First American Women in space
On June 18, 1983 Sally Ride became the first American women in space. She was on a space shuttle mission to work the robotic arm. She used the robotic arm to help put satellites into space. She flew on the space shuttle again in 1984.
Sally Ride was born May 26, 1951. She lived in California. After Sally graduated high school she went to Stanford University, which is in California. Sally earned her degree in physics (which is a type of science). NASA started looking for women astronauts in 1977. Sally was one of six women picked. She originally did not want to be an astronaut, she actually wanted to be a professional tennis player. June 18, 1983 Sally became the first American women in space. She was the mission specialist on this mission. The mission specialist uses the robotic arm, goes on spacewalks, and does science experiments. June 24, 1983 her shuttle landed back on earth. Sally died July 23, 2012 due to pancreatic cancer and this was not caused by her mission in space.

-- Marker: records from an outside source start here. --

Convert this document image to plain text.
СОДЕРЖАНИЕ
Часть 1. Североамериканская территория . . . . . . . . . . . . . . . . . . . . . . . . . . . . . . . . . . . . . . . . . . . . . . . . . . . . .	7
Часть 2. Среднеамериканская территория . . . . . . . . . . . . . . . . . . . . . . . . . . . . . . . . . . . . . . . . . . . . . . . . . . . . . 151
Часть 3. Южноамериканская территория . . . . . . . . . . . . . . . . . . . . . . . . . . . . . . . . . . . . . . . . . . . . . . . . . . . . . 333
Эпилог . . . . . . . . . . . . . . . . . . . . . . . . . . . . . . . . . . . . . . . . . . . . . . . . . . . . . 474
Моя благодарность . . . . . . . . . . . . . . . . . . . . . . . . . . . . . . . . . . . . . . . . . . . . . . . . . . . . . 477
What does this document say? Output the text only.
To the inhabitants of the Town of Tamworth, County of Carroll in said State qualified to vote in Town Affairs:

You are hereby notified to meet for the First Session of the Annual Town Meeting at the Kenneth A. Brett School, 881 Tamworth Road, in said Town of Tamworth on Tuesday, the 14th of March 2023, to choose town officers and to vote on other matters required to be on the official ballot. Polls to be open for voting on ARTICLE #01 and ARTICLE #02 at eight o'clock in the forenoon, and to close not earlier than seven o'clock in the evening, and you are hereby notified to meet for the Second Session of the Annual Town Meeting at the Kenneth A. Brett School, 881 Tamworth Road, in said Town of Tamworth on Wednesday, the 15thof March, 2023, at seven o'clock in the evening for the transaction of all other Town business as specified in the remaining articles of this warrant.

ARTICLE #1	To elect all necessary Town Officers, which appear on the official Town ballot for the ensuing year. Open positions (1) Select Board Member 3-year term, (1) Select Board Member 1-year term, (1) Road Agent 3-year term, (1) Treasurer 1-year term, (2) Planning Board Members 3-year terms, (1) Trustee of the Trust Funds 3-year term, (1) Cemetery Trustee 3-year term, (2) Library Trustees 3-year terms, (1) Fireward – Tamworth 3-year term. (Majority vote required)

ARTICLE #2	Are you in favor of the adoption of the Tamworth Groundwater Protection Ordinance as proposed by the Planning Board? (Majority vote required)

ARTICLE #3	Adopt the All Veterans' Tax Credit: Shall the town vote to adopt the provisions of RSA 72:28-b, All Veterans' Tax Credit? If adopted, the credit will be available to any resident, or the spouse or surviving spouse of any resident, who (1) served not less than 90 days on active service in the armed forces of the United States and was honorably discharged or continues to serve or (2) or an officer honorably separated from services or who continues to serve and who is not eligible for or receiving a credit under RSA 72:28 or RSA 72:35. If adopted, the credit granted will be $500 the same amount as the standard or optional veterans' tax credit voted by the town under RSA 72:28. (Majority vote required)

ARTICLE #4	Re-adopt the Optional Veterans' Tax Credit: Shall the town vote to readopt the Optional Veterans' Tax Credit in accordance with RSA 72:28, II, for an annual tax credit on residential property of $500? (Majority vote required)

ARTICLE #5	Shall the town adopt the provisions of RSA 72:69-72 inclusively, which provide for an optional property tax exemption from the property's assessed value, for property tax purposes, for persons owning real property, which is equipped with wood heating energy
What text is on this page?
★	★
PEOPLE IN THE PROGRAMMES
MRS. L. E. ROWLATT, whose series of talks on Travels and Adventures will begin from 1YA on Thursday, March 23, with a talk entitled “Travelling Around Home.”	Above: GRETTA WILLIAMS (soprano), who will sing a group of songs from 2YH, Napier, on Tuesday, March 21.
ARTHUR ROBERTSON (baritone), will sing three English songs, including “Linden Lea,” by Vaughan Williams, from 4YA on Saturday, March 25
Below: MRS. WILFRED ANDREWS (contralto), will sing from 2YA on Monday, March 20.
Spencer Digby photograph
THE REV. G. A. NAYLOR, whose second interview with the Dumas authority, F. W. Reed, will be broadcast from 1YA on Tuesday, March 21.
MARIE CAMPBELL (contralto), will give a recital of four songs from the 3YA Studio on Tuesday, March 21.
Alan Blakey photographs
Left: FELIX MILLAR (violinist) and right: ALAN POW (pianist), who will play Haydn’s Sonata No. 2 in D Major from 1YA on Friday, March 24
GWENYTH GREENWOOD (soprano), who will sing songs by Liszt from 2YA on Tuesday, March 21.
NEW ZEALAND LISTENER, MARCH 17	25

The main goal of Sally Ride's first mission was to deploy two satellites in space. They used those satellites for experiments, such as studying affects on space and the social behavior of an ant colony with no gravity. This goal was accomplished. Sally had her own goal of closing the gender gap in the astronaut field. This goal of hers was accomplished. None of the astronauts were killed while serving this mission.